Et habiter à côté de fraudeurs ne fait pas de vous un fraudeur.
🐦🔥 Phoenix en Plastique
Mais revenons à nos moutons initiaux. Ou plutôt nos aigles. Selon mes informations, dès fin 2023, le projet Eagle est sur les rails, et sa structure est définie dans un organigramme confidentiel.
À sa droite, on retrouve huit sociétés, probablement des SPV destinées à financer des opérations. On y voit apparaître Marrakech et Saint-Tropez, mais également Porto-Vecchio et Cap d’Antibes, qui correspondent donc aux refinancements des opérations passées sur Tudigo.
En haut, on a bien Eagle Club Deal, détenu par Phoenix et VIT, qui a pour vocation de détenir une société de financement, baptisée Resort (comme Tigliola).
Au-dessus et en dessous, on retrouve deux partenaires structurants :
Stomea, plateforme de crowdfunding immobilier française, qui possède un agrément PSPF par l’AMF ;
Maekn, marketplace qui permet de référencé des produits auprès de distributeurs (CGP, CIF, courtiers etc.)
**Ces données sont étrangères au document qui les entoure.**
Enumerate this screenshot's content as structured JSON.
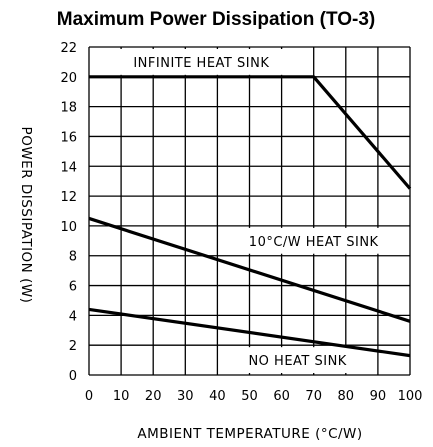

Interrogé, Maekn confirme que des discussions ont été initiées à la demande de Laurent Villa, fin 2023-début 2024. Le projet était de pouvoir commercialiser des clubs deals sur des biens ultra-luxe un peu partout en France. Mais la plateforme a décidé de ne pas donner suite lorsqu’elle a senti que « ça pourrait être compliqué ».
Quant à Stomea, la société réfute également tout lien, même si Laurent Villa dit que l’entreprise serait en charge du site internet :
« Lorsque Laurent Villa a affiché Stomea dans une de ses plaquettes, c’est une erreur de sa part puisque Stomea n’a aucun lien avec Eagle Club Deal, ni pour financer les opérations, ni pour “louer”61 un agrément de PSFP. »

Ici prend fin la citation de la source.